Bei der Verwendung eines Kurs-Gewinn-Verhältnisses (KGV) wird ein Nenner verwendet, bei dem die Auswirkungen einer künftigen Verwässerung oft nicht berücksichtigt werden. Wenn Sie die Aktien, die das Unternehmen im nächsten Jahr ausgeben wird, außer Acht lassen, überschätzen Sie den Wert Ihrer derzeitigen Beteiligung. Wenn Sie Ihre Bewertungsmodelle so anpassen, dass sie die laufende Verwässerung berücksichtigen, stellen Sie sicher, dass Sie nicht zu viel für ein Unternehmen mit einer versteckten Kostenstruktur bezahlen.
Die Berechnung einer "verwässerten" freien Cashflow-Rendite vermittelt ein klareres Bild der Investitionsmöglichkeit.
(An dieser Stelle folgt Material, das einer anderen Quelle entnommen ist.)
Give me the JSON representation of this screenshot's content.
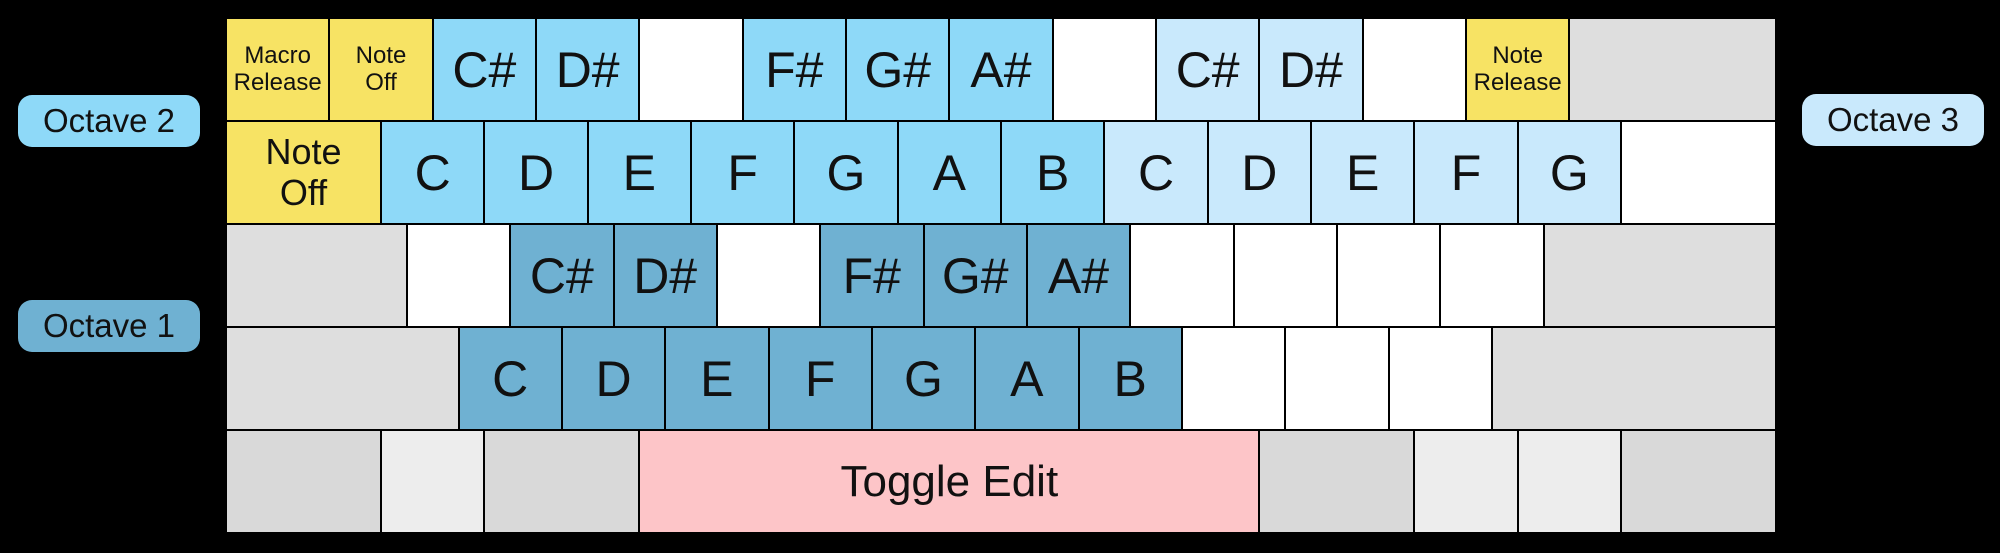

Dazu werden vor der Berechnung der Rendite die Aufwendungen für aktienbasierte Vergütungen vom Cashflow aus der Geschäftstätigkeit abgezogen. Dieser konservative Ansatz ermöglicht es Ihnen, Unternehmen auf gleicher Augenhöhe zu vergleichen, unabhängig davon, wie sie ihre Mitarbeiter bezahlen.

TIKR-Tipp: Prüfen Sie die Registerkarte Schätzungen in TIKR, um zu sehen, ob die Analystenprognosen für den Gewinn je Aktie die voraussichtliche Zunahme der Aktienzahl in den nächsten drei Jahren berücksichtigen.
Die TIKR-Mitnahme
Aktienbasierte Vergütung ist ein echter Aufwand, der eine sorgfältige Analyse erfordert, um Bewertungsfallen zu vermeiden. Während Unternehmen sie oft als nicht zahlungswirksamen Posten behandeln, hat die daraus resultierende Verwässerung eine dauerhafte Auswirkung auf Ihren Anteil am Unternehmen. Indem Sie die Anzahl der Aktien verfolgen und die Aktienvergütung mit der tatsächlichen Rentabilität vergleichen, können Sie feststellen, welche Unternehmen wirklich Wert für die Aktionäre schaffen.
Die besten Unternehmen gehen sparsam mit der Aktienvergütung um und sorgen dafür, dass sie für alle Eigentümer höhere Erträge bringt. Wenn das Management Aktien einsetzt, um die Interessen anzugleichen, ohne die Anzahl der Aktien zu verwässern, schafft es einen starken Motor für die Wertsteigerung. TIKR liefert Ihnen die historischen Daten und die Tendenzen der Eigentumsverhältnisse, die Sie benötigen, um zu überprüfen, ob die Vergütungsstruktur eines Unternehmens für Sie arbeitet und nicht gegen Sie.